Like many, this week’s episode of Twin Peaks has me asking questions. Is David Lynch a genius who has perfected the art form of television, or is he a bullshit artist? Was 30-40 minutes of arthouse film-making stuffed in between two gruesomely violent sequences the pinnacle of television, or was this nonsense that no one can explain? Are the fans of this episode pretentious art snobs who would like anything that doesn’t make sense, or are the detractors Lynchian neophites who would be more at home watching NCIS and The Big Bang Theory?
Like Lynch, I’m not going to provide an answer to all of these questions, but I am interested in the debate around the episode, which has people so heated. To me, this episode was an ambitious piece of experimental horror in the vein of Eraserhead, Blue Velvet and Mulholland Drive. Lynch has created something more at home with the work of Stan Brakhage and Maya Deren than with David Chase or Mathew Weiner. This episode is like nothing I’ve seen on television before, but I’m not as certain as some that it was the best thing ever created.
One thing I know for sure is that “Gotta Light” is not for everybody. Rather, I view this episode like a Jackson Pollock splatter painting: It’s pure abstraction that brings our attention to the materials of television itself (the sound, the visual, the screen), much like Pollock brought attention to the flatness and texture of painting. Like Pollock, this episode primarily forgoes narrative structure in favor of tone and style. And, like Pollock, this episode is particularly divisive, as many hold it aloft as the pinnacle of avant-garde television while others questionLynch’s sanity.
Now that it’s been over half-a-century since Pollock’s death, we can realize that his style was not the be-all/end-all of art, just as this episode will not be the be-all/end-all of television. Yes, “Gotta Light” is experimental and avant-garde television, but is that want we want out of TV? Personally, I watch TV for great storytelling, rather than great abstraction; I like narrative and structure in my TV. Of course style, tone, and vision are important, but they don’t necessarily need to be sacrificed in favor of abstraction at all costs. Warhol’s “Soup Cans” aren’t objectively lesser works of art just because Pollock’s splatter paintings are works of pure abstraction; some people enjoy Michelangelo’s biblical narratives over Rothko’s colored squares. Personally, Yves Klein’s blue epoch speaks to me more than any of the artists listed above, but that doesn’t make me right and the other person wrong. The level of abstraction in a work of art does not dictate individual taste in the product, and just because “Gotta Light” pushes the boundaries of television, doesn’t inherently mean it is best thing ever made for the medium.
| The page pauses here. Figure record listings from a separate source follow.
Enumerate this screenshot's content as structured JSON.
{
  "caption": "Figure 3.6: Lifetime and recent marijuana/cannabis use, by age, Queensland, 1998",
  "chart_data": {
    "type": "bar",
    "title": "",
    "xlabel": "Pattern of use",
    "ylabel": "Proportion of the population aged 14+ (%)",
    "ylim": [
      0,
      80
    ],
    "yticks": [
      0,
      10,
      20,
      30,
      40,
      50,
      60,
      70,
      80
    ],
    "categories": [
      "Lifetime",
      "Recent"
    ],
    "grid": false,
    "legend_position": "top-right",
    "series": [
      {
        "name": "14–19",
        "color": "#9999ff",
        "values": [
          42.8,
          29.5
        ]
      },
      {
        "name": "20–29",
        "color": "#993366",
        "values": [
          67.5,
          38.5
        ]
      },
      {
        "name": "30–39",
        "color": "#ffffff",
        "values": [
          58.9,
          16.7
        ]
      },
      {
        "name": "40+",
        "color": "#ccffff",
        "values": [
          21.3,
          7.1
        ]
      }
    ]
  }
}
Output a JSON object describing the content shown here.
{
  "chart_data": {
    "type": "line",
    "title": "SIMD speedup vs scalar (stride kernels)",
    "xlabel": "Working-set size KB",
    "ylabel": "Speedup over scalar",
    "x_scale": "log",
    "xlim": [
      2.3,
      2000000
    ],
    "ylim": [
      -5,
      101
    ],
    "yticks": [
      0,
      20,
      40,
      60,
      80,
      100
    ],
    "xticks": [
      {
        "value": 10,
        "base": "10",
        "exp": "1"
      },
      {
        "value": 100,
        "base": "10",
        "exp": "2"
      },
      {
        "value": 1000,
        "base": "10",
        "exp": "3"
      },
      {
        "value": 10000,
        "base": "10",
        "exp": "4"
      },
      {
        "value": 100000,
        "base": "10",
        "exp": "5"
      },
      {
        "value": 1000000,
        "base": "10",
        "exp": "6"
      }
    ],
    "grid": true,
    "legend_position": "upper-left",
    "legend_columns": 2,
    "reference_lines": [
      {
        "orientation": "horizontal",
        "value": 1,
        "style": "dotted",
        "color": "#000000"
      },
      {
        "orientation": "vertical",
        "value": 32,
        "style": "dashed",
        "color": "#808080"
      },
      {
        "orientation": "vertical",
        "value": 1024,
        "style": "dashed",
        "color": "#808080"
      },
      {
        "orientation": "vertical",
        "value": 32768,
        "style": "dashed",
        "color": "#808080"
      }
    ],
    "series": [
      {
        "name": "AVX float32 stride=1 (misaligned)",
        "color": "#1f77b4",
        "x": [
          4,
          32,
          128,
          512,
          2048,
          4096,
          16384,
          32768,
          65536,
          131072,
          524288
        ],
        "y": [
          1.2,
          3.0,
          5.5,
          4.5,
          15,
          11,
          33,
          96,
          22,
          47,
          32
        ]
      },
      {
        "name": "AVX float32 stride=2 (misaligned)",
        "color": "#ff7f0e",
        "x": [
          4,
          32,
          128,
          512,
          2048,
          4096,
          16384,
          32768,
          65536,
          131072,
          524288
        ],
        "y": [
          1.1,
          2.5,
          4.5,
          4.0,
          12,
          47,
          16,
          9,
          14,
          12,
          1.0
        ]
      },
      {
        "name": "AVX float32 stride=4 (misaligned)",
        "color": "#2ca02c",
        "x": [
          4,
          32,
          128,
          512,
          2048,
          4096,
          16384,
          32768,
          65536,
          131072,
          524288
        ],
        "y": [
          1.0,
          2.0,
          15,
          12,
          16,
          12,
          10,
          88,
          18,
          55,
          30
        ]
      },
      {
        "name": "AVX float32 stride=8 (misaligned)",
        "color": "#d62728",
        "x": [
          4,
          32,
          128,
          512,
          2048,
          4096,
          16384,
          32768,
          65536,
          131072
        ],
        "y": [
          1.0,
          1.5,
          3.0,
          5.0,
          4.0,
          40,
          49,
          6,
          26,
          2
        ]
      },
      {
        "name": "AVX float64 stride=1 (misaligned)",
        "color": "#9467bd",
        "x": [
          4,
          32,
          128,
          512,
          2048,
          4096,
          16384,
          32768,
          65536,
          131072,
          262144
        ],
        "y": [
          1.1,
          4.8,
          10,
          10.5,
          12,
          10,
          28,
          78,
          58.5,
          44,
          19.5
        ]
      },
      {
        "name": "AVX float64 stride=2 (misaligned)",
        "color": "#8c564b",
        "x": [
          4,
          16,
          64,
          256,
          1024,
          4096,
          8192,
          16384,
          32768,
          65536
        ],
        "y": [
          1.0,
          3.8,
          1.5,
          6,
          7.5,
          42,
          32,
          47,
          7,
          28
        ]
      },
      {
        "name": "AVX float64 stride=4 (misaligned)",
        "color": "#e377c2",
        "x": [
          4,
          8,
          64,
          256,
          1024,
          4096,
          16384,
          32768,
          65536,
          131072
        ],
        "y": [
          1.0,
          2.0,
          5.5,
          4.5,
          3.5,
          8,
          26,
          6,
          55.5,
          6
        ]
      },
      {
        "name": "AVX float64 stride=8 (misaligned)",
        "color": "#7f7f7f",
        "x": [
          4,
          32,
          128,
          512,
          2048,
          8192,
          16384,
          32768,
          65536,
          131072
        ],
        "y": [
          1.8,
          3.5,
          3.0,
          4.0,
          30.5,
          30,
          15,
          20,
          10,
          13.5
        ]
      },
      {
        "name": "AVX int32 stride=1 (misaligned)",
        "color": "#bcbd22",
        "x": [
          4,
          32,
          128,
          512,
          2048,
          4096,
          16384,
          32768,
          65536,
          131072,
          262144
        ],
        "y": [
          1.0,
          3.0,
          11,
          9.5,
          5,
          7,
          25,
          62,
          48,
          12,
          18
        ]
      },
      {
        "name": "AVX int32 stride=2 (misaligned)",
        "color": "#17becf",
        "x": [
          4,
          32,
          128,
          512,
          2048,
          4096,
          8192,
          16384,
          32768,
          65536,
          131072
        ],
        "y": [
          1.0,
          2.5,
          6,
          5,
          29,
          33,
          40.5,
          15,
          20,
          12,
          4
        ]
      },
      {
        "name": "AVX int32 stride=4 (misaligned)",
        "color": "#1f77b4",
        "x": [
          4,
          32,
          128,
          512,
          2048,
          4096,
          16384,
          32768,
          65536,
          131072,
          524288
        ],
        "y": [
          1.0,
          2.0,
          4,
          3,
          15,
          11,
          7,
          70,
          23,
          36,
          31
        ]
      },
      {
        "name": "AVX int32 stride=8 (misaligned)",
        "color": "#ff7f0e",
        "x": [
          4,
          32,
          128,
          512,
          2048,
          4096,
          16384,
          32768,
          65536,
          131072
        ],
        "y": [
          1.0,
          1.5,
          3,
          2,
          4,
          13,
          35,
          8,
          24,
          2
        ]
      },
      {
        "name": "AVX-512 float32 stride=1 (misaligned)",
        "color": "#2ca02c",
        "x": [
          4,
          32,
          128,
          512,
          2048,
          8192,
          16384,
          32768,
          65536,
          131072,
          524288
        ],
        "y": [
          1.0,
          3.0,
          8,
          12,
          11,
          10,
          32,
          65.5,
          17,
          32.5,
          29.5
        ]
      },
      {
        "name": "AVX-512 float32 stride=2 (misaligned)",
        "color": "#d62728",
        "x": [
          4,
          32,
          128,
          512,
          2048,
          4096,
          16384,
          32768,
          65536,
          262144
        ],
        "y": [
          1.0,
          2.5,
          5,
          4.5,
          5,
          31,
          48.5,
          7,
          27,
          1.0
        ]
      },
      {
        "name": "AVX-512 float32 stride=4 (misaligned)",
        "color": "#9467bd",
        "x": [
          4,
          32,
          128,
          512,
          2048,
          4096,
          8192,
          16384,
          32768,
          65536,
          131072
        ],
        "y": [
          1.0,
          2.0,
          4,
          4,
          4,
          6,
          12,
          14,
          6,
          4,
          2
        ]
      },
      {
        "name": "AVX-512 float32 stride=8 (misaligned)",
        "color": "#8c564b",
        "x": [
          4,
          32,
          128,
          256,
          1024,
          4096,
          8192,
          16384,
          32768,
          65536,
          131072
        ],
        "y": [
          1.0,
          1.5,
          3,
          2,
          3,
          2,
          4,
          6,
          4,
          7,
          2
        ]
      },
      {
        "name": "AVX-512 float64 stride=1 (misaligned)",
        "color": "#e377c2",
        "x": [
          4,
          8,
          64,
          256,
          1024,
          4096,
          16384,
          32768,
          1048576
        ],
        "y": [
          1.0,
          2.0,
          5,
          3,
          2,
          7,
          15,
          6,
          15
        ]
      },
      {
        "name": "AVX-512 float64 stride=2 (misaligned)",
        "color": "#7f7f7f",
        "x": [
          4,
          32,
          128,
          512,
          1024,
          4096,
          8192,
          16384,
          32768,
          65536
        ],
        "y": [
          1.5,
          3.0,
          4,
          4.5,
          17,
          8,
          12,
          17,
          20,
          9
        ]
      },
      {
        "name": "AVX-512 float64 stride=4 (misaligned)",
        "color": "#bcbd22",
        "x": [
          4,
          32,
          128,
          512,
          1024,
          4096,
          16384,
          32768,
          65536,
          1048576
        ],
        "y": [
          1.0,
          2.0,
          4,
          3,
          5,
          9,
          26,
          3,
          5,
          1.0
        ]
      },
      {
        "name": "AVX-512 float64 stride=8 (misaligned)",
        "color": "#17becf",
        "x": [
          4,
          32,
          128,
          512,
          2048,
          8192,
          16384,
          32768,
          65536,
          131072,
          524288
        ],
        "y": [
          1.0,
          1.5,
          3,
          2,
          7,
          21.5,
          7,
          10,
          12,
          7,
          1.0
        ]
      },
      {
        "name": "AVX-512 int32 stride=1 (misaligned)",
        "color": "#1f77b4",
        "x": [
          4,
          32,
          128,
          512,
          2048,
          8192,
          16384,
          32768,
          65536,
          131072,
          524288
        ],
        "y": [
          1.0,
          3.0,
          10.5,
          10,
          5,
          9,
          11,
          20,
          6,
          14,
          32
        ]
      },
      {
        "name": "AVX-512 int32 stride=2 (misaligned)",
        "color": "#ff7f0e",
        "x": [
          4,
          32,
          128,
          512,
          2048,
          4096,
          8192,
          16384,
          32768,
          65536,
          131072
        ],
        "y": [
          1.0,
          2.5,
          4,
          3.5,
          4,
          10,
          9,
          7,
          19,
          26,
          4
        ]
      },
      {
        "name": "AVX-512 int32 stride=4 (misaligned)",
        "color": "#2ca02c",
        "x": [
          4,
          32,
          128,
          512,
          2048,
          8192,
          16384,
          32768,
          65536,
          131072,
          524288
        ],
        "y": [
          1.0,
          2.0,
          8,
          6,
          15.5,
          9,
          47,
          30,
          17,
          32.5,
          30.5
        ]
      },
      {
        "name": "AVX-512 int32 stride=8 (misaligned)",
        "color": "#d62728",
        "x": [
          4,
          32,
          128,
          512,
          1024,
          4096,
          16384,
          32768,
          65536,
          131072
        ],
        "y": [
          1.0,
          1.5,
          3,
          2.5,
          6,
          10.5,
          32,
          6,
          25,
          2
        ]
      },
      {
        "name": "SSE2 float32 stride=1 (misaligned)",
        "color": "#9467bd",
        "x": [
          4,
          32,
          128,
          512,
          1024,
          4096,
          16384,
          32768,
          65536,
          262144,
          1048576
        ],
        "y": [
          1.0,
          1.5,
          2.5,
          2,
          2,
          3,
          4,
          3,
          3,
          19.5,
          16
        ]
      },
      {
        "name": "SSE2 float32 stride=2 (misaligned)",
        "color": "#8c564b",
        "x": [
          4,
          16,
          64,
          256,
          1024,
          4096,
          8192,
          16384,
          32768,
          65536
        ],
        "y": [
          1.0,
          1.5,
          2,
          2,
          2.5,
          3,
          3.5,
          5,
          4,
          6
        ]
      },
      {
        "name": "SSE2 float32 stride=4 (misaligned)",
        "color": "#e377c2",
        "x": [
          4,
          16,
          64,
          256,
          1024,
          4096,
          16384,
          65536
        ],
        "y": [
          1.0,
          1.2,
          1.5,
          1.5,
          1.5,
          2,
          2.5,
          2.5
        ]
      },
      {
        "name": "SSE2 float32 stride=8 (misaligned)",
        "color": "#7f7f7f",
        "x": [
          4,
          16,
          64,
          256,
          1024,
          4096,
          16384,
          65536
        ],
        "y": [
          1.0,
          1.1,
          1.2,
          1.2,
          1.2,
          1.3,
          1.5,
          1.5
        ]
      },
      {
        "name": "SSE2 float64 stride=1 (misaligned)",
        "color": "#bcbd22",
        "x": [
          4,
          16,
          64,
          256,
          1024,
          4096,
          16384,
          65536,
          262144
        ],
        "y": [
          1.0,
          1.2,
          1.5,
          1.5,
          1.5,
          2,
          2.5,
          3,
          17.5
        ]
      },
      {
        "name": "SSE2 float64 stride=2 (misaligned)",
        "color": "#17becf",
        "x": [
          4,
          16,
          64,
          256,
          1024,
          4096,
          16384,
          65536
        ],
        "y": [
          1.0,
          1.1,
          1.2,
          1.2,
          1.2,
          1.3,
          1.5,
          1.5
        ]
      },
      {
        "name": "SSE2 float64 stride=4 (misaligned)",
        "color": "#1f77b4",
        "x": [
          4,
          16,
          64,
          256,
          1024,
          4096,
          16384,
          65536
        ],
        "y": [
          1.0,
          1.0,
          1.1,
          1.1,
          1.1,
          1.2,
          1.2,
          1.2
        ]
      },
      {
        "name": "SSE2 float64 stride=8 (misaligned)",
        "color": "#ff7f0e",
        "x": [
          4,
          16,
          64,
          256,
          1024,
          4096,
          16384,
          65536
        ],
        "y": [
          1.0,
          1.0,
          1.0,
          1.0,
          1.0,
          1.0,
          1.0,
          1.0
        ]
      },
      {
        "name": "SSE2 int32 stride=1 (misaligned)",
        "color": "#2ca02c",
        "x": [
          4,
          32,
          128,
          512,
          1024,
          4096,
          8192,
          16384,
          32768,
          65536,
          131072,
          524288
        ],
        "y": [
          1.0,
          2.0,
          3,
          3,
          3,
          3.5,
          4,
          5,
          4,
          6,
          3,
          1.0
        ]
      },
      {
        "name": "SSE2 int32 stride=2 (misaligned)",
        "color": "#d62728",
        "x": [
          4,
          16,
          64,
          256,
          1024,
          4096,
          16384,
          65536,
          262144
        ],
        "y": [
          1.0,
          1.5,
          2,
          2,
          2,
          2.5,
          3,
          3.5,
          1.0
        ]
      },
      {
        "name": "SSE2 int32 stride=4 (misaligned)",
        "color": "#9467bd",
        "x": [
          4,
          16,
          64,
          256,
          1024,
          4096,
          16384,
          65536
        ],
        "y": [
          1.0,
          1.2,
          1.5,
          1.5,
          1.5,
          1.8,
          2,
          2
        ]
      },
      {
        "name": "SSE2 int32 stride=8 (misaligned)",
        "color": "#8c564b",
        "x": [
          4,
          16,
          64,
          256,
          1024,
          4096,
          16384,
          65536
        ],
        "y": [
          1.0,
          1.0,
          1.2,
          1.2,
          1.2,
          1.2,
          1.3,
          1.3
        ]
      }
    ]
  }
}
For some reason though, whenever anybody on a forum decides to question whether this episode was “great TV,” somebody else inevitably attacks them and tells them to go back to watching some police procedural or network comedy.This is a problem for two reasons:
(1) When defending something we like,we shouldn’t forget that people watch television for different reasons. Some watch it as a form of art, and this is fine. But, arthouse television is a relatively new phenomenon, only starting around the turn of the 21st century. For 60 years prior to that, television was primarily understood as an escapist medium that was meant to be a distraction, and many people still use it as such.
(2) Just because someone doesn’t like Twin Peaks doesn’t mean they need to go back to watching CSI: Miami. We are at peak TV, folks! If someone doesn’t like Twin Peaks, they could go watch Fargo, American Gods, or Game of Thrones; they could go tune into Broad City, Rick and Morty, or Silicon Valley. And even if they do want to go watch Law and Order, who cares? When somebody doesn’t share your taste in art, you don’t need to shit all over them, especially when you don’t know what else they like and why they feel the way they do.
Ultimately, I really did like this episode of Twin Peaks. I thought it was one of the most interesting piece of surreal horror that I have ever seen. But, I also thought it was far from the best episode of television I have ever seen. Personally, Chuck kicking the table during the season finale of Better Call Saul packed way more of a punch than a 20 minute exposé of insides of a nuclear explosion. So, before you decide to write that Facebook comment berating somebody for not liking this episode (or any episode of any TV show) and belittling them for not not understanding David Lynch’s genius, you could just step back and think to yourself: “maybe I should just keep my opinions to myself.”